Suar ci-dessus, fait une petite erreur ou confusion et comme il se réfère à Pic-Vert, Le Pic-Vert lui répond et aux lecteurs par la même occasion :
L'augmentation de la valeur fiscale d'un immeuble n'a aucune incidence sur la valeur locative qui est déterminée par une loi propre et les statistiques de l'OCSTAT, sur le prix des loyers à Genève au m2, variant avec la taille des logements. L'augmentation de la valeur fiscale n'aura une incidence qu'exclusivement sur la fortune imposable ainsi que sur la taxe immobilière complémentaire. Sur la première, le taux progressif en fonction de la fortune totale du contribuable risque d'augmenter de façon significative puisque souvent la villa représente une part considérable de la fortune personnelle, son fond de prévoyance en quelque sorte, ou un complément de celui-là, en particulier si, à un certain âge, l'hypothèque est largement sinon totalement amortie.
Par ailleurs, la réflexion de M. Beguin est tout à fait pertinente. Les fonds propres doivent être au moins de 30 % de la valeur d'acquisition sinon de construction. Plus le prix du marché est élevé, plus la partie des fonds propres est importante. Ceux qui comptaient sur la permanence de leur poste de travail, voire des deux revenus, vont se confronter tôt ou tard aux charges d'amortissement et d'intérêts qui dépasseront la capacité de leurs liquidités.

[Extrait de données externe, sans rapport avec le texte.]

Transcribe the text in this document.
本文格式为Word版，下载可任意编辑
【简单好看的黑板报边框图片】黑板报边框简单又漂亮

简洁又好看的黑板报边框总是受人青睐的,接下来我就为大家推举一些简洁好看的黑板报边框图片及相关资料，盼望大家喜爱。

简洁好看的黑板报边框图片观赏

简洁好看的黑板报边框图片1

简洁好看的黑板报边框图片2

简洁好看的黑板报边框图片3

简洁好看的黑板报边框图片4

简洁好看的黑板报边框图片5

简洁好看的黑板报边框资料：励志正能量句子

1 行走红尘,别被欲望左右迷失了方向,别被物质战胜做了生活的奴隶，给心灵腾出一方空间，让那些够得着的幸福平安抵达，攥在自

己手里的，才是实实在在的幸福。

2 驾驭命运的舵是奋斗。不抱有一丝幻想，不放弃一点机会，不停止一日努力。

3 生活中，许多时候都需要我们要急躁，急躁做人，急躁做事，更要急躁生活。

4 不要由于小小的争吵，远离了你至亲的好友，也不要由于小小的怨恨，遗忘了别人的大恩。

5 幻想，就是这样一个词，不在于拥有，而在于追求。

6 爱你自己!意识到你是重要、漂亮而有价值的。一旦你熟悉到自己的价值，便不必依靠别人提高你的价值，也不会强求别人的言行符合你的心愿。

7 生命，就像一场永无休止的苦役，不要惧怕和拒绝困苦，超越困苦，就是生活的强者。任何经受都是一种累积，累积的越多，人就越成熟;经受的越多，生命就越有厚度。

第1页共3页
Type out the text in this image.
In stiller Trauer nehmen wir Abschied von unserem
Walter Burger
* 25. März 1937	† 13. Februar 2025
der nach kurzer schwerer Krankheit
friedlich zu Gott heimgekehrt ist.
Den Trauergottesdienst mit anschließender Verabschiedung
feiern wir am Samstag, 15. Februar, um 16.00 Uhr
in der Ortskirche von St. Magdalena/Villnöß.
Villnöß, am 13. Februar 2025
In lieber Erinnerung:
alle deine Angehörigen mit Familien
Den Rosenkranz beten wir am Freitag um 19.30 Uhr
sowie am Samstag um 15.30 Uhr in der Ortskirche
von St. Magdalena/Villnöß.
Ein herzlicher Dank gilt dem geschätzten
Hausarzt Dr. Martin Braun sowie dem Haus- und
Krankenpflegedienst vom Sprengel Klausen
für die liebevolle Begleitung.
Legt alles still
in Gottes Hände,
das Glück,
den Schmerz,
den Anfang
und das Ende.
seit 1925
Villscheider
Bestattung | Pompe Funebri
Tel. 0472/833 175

Les exemples fournis par M. Beguin sont également très pertinents. Nous ne sommes pas à des lieux des subprimes. Les banquiers ne considéraient pas jusqu'à maintenant qu'il y avait "bulle spéculative immobilière à Genève" et sont repartis, comme dans les années 90 pour des prêts à hauts risques. A quand la débâcle qui a vu l'UBS prendre en une fois 5 milliards (peanuts aujourd'hui) d'amortissements de dettes irrécupérables sur les hypothèques.
Comme nul n'est prophète en son pays, j'ose espérer que "la crise" des subprimes genevoise sera de faible ampleur !

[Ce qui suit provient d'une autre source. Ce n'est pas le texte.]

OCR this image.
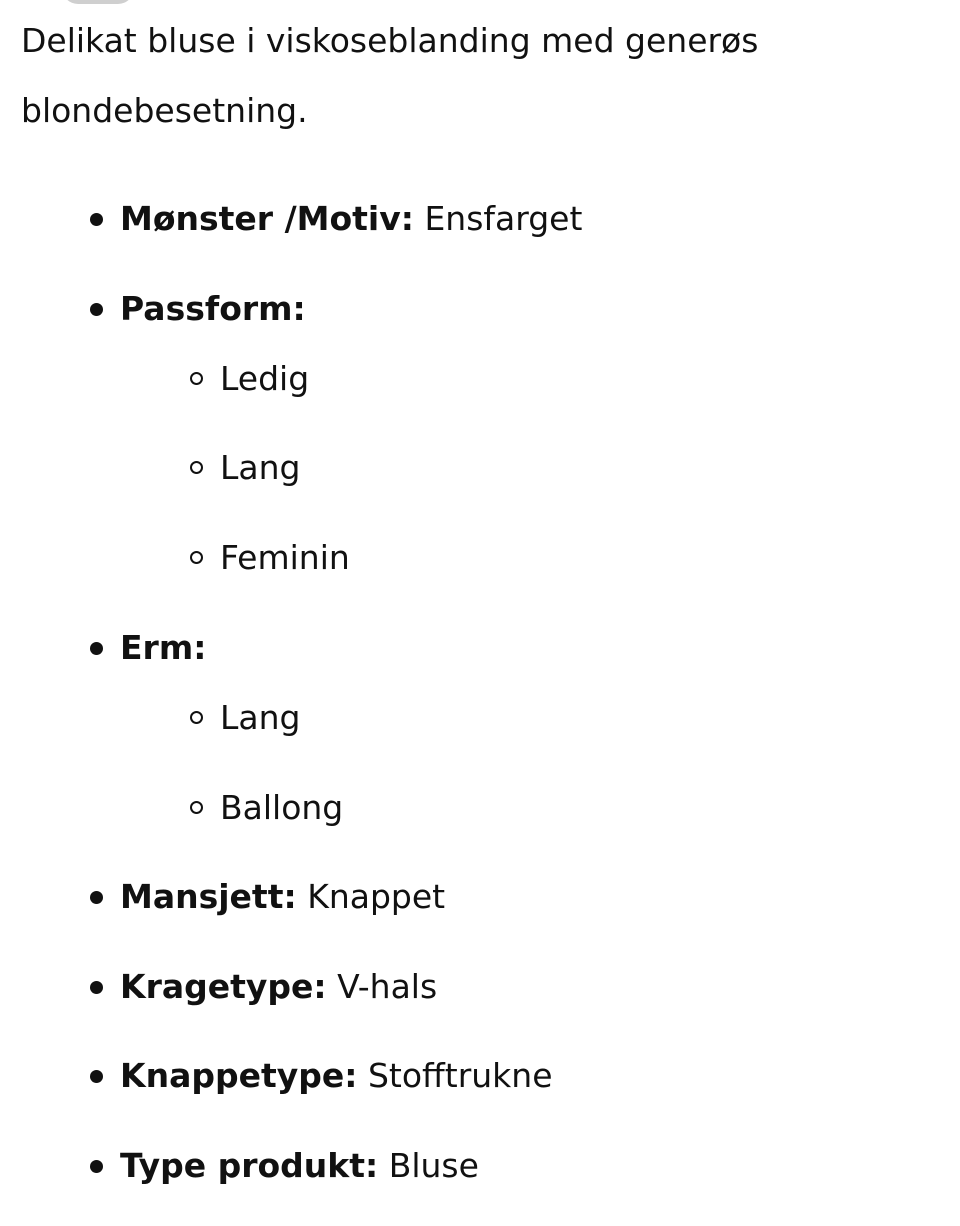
Delikat bluse i viskoseblanding med generøs blondebesetning.

Mønster /Motiv: Ensfarget
Passform:
Ledig
Lang
Feminin
Erm:
Lang
Ballong
Mansjett: Knappet
Kragetype: V-hals
Knappetype: Stofftrukne
Type produkt: Bluse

Oops, désolé Suar, ce n'est pas vous qui avez fait la petite erreur, mais M. Peter König, avec qui j'ai déjà correspondu pour corriger une erreur qui est commune parmi les propriétaires.
La confusion entre la valeur locative et la valeur fiscale des immeubles.
Je profite de ce commentaire pour compléter l'information de Pic-Vert ci-dessus par l'indication des taux d'impôt sur la fortune.
Chacun pourra ainsi faire un calcul de comparaison entre la valeur fiscale de sa villa aujourd'hui telle qu'elle s'ajoute aux autres éléments de la fortune, estimer celle qui pourrait s'ajouter si une formule proche de la valeur vénale venait à être choisie comme "élément de la fortune". A l'aide de ces taux qui sont progressifs, la différence d'impôt sera facile à calculer :
Taux d’impôts sur la fortune : 1'000'000 = 0,27%, 1'500'000 = 0,27%, 2'000'000 = 0,36%, 3'000'000 = 0,57%, 4'000'000 = 0,67%, 5'000'000 = 0,74%, taux maximum au-delà 0,80%
La taxe immobilière complémentaire est pratiquement de 1 pour mille de la valeur fiscale de l'immeuble et du terrain.
Pic-Vert travaille avec la CGi et l'AGEDEC à déterminer un mode de calcul imposé par la nouvelle loi qui ne provoquera pas une injustice tombant sur des "contribuables captifs" et une crise de liquidité pour ceux qui ont fait de la construction de leur villa ou de leur PPE un élément important de leur prévoyance n'ayant pas de deuxième pilier digne de ce nom.